Che dichiari titoli, qualifiche, capacità, perfino nomi, è roba su cui abbiamo ragione di nutrire più di un sospetto. Certo possiamo stare sul distinto e sospendere il giudizio — e in maniera leggera e spassionata accogliere come tale il sedicente vicino di casa, dare l'intervista a una sedicente giornalista, accettare il consiglio di un sedicente maestro di scacchi. Si può intendere che tali persone si sono così presentate sulla parola. Ma comunque — anche in quest'accezione più neutra, se non proprio generosa — secondo l'economia generale di questa parola un sentore di dubbio è difficile da purgare: ci striscia dentro.
Abbiamo anche il polo opposto. Polo in cui sappiamo che la persona non ha i caratteri che ha detto di sé — ad esempio nell'articolo sulla truffa si parla del sedicente dottore. In questo caso la divaricazione fra la dichiarazione abusiva e la realtà è massima, e il sedicente si fa più didascalico: pianamente 'sta persona dice qualcosa di falso su di sé.
Il sedicente prospera nella penombra, là dove può ammettere una definizione, un requisito, un carattere, facendoci grondare liberamente sopra il suo scetticismo. Procura il massimo effetto quando parlo del sedicente esperto, rispetto al quale sono scettico e che però non ho modo o ragione di screditare su due piedi e fino in fondo; quando parlo del sedicente comitato di liberazione che pianifica rapine; quando parlo del sedicente filantropo che ha distratto una notevole quantità di fondi.

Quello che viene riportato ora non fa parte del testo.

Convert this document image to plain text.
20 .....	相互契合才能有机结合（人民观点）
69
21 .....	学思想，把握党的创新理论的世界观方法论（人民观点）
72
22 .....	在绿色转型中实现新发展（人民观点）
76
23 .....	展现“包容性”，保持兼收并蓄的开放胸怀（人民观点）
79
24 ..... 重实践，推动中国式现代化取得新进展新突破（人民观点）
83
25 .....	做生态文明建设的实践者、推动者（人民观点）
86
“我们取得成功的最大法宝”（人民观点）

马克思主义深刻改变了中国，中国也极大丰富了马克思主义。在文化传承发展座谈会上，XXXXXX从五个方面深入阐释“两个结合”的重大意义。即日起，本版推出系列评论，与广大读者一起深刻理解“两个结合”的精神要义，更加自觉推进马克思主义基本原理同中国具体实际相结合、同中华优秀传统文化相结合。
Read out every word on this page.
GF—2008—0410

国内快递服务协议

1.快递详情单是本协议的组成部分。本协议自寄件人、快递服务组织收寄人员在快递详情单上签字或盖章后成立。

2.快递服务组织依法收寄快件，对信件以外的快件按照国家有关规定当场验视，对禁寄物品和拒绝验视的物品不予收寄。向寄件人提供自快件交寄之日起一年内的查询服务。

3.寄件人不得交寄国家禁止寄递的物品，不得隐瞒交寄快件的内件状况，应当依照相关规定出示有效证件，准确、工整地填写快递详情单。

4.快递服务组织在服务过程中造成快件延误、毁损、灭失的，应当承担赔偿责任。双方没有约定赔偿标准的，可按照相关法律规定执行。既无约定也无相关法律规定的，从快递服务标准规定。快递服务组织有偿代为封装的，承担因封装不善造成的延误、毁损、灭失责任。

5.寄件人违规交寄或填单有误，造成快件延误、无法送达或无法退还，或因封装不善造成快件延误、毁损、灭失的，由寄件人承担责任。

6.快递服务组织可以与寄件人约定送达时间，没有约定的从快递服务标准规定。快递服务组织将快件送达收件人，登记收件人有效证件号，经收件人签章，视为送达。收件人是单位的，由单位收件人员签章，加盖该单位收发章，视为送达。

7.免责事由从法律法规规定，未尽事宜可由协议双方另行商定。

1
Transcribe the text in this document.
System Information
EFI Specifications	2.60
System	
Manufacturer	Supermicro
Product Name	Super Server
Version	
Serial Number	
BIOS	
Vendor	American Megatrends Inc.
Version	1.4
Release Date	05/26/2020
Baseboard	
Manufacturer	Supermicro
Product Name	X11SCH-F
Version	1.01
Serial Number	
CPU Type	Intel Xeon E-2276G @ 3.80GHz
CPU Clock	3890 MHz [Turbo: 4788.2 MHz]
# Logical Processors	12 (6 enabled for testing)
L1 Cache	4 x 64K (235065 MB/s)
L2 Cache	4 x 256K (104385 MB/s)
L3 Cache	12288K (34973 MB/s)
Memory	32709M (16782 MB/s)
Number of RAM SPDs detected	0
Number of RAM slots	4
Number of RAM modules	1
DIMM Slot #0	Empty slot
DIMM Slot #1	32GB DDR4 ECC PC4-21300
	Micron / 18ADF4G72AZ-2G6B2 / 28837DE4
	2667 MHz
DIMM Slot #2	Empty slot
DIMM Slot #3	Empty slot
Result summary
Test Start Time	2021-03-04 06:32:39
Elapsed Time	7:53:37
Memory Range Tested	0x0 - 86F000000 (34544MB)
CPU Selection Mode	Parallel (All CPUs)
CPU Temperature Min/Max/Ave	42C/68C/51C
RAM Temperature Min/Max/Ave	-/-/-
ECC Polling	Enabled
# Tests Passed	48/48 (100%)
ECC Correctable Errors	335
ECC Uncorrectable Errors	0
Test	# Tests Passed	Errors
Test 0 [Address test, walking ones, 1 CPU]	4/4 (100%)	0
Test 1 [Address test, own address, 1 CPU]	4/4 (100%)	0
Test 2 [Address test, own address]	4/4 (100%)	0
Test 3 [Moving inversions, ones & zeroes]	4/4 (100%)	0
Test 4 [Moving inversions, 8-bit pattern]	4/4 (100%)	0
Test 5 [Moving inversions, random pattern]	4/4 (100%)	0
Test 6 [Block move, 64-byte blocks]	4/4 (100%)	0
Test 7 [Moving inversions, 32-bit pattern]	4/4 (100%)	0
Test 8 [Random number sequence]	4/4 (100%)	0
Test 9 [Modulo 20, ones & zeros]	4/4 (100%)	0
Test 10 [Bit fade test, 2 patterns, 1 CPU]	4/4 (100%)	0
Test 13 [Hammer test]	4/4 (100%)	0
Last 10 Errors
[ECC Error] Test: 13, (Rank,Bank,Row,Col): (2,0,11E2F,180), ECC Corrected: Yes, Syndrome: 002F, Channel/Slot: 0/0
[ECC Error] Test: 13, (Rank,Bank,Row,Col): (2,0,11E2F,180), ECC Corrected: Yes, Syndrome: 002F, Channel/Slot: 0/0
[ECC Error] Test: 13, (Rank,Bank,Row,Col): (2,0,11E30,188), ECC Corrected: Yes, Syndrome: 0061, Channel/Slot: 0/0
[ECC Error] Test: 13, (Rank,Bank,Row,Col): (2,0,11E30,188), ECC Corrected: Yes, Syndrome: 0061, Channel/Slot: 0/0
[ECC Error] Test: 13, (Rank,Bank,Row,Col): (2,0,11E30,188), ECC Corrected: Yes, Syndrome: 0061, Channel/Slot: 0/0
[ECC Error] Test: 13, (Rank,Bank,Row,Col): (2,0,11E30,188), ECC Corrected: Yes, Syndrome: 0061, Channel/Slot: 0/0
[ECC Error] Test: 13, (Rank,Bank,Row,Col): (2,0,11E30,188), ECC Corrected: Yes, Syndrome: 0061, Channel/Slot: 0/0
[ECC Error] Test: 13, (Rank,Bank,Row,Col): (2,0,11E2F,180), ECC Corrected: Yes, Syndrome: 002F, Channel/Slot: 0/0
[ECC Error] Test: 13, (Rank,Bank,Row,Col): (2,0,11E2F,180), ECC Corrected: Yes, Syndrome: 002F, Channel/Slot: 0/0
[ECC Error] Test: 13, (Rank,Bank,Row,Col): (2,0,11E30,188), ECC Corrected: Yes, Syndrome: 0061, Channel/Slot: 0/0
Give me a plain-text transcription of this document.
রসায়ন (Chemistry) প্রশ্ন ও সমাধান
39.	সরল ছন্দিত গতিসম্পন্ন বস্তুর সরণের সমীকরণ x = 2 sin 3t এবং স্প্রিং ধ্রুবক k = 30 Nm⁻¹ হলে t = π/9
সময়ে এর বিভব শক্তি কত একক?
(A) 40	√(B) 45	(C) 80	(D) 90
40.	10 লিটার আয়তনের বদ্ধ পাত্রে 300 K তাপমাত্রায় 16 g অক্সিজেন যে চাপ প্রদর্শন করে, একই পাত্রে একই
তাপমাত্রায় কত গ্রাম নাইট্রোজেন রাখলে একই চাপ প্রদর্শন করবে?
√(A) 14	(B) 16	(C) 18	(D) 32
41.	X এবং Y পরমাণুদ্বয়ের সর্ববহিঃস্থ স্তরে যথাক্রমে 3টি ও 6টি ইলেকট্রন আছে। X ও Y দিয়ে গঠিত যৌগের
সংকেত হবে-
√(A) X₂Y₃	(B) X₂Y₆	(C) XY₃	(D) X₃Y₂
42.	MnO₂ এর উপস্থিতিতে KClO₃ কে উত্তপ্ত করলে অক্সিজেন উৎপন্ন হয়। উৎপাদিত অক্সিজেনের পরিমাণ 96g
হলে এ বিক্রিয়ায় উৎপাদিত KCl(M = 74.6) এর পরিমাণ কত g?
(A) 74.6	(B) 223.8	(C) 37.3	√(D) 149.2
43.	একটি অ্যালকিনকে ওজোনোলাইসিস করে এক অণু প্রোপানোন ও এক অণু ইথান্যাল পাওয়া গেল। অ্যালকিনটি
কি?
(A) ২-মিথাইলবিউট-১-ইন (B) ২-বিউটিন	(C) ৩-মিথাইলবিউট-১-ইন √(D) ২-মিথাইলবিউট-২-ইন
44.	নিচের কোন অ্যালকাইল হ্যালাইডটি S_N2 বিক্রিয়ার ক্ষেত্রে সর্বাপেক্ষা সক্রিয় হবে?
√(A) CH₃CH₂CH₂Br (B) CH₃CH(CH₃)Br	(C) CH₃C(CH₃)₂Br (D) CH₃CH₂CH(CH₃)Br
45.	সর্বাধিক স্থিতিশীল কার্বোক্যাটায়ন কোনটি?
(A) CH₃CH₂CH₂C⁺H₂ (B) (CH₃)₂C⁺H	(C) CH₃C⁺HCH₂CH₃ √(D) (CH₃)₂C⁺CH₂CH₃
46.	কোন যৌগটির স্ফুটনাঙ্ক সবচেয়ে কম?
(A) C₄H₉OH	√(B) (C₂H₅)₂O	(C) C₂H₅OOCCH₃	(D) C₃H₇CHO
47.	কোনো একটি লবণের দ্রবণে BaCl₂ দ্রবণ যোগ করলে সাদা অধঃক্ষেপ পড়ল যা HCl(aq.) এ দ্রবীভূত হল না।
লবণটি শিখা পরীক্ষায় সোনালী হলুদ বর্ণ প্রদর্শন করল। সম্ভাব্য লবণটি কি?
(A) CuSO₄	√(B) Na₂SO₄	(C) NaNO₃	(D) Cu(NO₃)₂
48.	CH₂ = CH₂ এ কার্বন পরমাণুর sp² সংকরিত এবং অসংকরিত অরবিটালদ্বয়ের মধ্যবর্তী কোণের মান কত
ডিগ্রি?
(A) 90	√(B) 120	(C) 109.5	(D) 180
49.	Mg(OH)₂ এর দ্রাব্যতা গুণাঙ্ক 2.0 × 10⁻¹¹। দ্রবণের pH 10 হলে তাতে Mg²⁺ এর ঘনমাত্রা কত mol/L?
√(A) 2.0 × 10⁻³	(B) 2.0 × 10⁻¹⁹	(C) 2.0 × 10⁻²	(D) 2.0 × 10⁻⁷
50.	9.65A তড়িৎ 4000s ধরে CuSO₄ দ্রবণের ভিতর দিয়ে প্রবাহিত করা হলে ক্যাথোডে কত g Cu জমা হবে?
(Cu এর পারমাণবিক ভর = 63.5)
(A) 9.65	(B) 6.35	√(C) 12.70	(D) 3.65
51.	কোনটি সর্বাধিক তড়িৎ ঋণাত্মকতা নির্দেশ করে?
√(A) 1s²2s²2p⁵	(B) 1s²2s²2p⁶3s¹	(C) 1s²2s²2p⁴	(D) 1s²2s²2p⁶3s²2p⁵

Non ha la generalità indefinita del presunto (chi presume?)— la sua prospettiva è strettamente autodichiarativa. E non salta al finale (in maniera prosaica e non senza una vena di calunnia) come il falso. È un congegno sofisticato, participiale, che coglie nel comportamento di un dire autoriferito l'ombra del doppio, della millanteria, dell'impostura. Spesso con ironia, non di rado sardonica. Un autentico gioiello!